The only good thing that I can say about Invisible Cities is that it was so uninteresting that I won't be plagued by memories of its details; I found it to be so forgettable that I've already forgotten most of it and I finished it 20 minutes ago! Indeed, I forgot most of the chapters immediately after reading them which was sort of a blessing but also made continuing even more painful than it already was, for I knew with increasing certainty that the book wasn't going to all of sudden surprise me with some awesomeness.

So, I now have come completely to terms with the fact that no matter how many people I like love Calvino, and no matter how much I might like the ideas behind his books (as ill considered as that admiration may be), I can't stand the execution.
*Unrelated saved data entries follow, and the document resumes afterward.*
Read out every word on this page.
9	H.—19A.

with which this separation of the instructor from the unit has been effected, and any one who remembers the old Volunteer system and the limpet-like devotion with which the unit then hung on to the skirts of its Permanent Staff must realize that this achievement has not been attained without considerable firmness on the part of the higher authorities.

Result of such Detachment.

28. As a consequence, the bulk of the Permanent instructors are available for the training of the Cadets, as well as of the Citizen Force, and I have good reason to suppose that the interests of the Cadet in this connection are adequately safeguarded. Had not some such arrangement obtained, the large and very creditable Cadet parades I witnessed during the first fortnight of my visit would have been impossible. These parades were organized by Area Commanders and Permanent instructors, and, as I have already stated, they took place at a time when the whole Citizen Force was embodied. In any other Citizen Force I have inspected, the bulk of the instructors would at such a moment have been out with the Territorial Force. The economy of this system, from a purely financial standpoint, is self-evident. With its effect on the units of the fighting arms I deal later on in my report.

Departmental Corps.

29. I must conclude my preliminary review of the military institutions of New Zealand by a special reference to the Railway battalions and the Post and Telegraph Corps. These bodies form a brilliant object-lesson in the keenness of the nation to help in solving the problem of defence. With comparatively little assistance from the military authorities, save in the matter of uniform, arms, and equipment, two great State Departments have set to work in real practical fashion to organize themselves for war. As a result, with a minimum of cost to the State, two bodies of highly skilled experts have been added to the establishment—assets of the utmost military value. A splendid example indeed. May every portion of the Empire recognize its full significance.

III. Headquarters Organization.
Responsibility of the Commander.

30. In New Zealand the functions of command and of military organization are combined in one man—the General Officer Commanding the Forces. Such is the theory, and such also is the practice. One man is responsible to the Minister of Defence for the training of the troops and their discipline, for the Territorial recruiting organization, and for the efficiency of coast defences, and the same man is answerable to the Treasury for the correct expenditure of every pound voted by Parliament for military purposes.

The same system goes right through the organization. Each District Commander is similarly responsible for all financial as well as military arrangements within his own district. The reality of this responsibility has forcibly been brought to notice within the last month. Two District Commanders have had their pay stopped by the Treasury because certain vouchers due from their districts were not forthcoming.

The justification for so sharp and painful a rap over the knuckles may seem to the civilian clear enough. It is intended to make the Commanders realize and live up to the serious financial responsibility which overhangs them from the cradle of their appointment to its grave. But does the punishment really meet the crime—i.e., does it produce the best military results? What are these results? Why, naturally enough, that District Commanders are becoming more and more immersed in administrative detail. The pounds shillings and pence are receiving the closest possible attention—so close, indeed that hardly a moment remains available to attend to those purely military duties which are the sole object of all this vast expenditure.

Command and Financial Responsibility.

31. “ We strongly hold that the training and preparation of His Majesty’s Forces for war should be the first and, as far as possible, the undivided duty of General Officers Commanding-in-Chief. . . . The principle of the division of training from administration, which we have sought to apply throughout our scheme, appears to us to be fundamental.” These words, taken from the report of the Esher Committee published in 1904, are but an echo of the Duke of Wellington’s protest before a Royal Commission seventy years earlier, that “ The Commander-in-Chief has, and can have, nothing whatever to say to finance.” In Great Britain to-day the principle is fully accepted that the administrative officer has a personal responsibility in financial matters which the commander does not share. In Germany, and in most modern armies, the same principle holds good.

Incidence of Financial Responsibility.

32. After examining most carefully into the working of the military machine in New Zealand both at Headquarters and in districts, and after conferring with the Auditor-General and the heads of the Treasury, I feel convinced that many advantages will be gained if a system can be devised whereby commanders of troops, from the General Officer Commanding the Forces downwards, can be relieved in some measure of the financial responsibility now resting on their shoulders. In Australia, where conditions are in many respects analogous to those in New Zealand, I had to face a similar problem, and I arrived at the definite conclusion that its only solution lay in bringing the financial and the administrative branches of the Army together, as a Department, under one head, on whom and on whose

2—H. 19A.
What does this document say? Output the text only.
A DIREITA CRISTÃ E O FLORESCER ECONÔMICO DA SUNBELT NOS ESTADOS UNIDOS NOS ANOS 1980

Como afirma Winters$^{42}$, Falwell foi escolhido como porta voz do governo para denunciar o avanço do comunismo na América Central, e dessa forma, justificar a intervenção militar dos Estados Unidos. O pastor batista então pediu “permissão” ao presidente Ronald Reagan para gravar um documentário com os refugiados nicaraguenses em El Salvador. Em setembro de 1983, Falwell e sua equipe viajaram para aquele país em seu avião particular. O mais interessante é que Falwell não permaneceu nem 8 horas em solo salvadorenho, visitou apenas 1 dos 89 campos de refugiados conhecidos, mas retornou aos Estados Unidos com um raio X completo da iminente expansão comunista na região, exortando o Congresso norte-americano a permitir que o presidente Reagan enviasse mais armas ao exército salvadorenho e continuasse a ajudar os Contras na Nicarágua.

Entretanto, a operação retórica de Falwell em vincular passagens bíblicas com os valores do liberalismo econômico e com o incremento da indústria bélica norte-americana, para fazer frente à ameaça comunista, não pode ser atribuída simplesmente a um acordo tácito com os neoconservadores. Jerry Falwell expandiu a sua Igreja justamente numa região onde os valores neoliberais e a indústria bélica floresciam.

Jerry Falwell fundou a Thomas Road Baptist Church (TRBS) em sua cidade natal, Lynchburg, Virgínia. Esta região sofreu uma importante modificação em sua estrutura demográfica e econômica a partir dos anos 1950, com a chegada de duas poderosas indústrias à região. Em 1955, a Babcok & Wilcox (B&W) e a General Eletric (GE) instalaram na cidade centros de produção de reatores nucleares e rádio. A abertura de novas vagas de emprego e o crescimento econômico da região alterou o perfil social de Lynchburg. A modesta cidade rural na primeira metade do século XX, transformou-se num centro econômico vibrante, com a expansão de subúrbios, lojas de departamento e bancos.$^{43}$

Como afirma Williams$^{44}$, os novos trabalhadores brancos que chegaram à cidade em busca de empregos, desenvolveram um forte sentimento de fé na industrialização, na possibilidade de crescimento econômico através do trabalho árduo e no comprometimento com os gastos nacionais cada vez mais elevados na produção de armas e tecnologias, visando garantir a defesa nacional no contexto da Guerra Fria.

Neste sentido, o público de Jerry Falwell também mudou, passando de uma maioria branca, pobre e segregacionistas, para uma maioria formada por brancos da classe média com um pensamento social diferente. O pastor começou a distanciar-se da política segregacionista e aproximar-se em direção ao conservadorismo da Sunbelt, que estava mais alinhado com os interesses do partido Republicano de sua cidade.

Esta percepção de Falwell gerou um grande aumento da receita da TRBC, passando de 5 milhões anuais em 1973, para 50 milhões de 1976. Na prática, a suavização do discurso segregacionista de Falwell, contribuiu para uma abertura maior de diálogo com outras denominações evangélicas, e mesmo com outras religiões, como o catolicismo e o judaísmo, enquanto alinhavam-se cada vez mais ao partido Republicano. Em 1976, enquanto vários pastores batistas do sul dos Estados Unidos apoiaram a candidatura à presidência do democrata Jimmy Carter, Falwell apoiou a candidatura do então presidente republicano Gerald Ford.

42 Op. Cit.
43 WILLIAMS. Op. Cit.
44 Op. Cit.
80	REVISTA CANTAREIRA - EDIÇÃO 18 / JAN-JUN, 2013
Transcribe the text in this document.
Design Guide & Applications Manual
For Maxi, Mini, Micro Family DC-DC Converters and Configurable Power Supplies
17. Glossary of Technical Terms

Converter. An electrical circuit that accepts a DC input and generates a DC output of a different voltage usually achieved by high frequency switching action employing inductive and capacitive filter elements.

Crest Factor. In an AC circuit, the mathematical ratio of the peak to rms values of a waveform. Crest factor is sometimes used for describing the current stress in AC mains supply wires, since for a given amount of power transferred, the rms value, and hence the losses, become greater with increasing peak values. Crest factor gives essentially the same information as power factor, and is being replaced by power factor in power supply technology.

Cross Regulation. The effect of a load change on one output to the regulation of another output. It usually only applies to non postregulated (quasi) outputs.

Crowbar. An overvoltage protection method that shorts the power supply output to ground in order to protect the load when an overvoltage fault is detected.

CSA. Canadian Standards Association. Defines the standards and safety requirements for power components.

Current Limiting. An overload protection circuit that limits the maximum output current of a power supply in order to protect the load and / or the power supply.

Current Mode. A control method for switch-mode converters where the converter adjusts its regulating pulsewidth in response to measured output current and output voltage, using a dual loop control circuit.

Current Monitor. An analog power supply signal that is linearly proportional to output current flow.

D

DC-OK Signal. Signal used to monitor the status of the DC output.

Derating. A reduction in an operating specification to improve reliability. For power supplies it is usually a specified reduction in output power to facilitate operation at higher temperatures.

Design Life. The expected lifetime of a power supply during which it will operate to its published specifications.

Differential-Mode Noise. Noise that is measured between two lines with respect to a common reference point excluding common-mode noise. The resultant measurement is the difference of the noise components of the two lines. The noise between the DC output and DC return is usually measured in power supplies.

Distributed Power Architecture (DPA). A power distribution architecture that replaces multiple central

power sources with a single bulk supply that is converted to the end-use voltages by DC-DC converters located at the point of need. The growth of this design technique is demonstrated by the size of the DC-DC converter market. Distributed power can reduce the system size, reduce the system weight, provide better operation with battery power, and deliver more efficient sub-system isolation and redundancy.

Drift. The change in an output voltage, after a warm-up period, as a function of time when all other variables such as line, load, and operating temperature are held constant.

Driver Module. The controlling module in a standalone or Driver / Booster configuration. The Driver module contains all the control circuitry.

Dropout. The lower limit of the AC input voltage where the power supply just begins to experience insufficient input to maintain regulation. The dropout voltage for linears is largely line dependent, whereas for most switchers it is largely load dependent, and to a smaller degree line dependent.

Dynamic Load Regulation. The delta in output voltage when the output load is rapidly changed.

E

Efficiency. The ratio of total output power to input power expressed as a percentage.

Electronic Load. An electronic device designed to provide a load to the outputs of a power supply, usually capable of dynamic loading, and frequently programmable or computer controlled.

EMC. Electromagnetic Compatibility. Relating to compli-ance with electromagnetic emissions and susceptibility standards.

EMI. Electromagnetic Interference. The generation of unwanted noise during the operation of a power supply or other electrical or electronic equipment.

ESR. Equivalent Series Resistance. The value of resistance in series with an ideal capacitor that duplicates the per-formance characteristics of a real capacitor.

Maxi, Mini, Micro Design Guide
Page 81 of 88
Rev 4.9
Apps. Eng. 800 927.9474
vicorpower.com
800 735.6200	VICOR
Calvino and I just were not meant to be friends, which is okay - both of us have lots of other friends to keep us happy.


Anonymous said...

Yikes!!! I haven't read any Calvino, but I keep coming across references to "Invisible Cities" associated with the stuff I read. I'm going to have to read it now!

Its refreshing to hear someone admit they despise otherwise highly regarded works.

So what other books do you think are seriously over-rated or just plain SUCK!

Anonymous said...

I loved "If on a Winter's Night a Traveller". Gore Vidal also admired Calvino highly; check out his essay on him in Vidal's "USA", collected essays.

Bookphilia said...

Wayne, in response to your question about what other authors I don't love: Cormac McCarthy, Ernest Hemingway, Margaret Atwood, Carol Shields...and Gore Vidal. Sorry Dr. K!

raych said...

Ok, firstly, is Dr K a frequent commenter of yours, or is he just one of those that googles a phrase and then comments without bothering to read the post? Because I get those all the time, all 'I loved The Shack too! Check out my review here!' when uggggh.

Also, it's ok you hate Calvino. I totally secretly hate Neil Gaiman, and even though I read four books by him this summer, I only blogged about one (I was also going through an 'I don't need to review everything I read' phase which, thankfully, I'm out of). SO! You hate my friends, and I'll hate yours, and we'll all just get along.

Bookphilia said...

Raych! Dr. K is not a frequent commenter but he is my brother...we rarely agree on books but then again, I rarely read the books he reads because they're too serious for my tastes. And by serious I mean they require more brain power than I currently possess in the twilight days of my PhD. (The irony of this doesn't escape me.)

But that's cool that you hate Neil Gaiman; you're definitely not the only person I know who doesn't like him. But what I want to know is: why did you read FOUR of his books? I usually quit after 2 at most if I'm hating an author's stuff! Are you being stubbornly open-minded or are you engaging in a sort of readerly self-harm?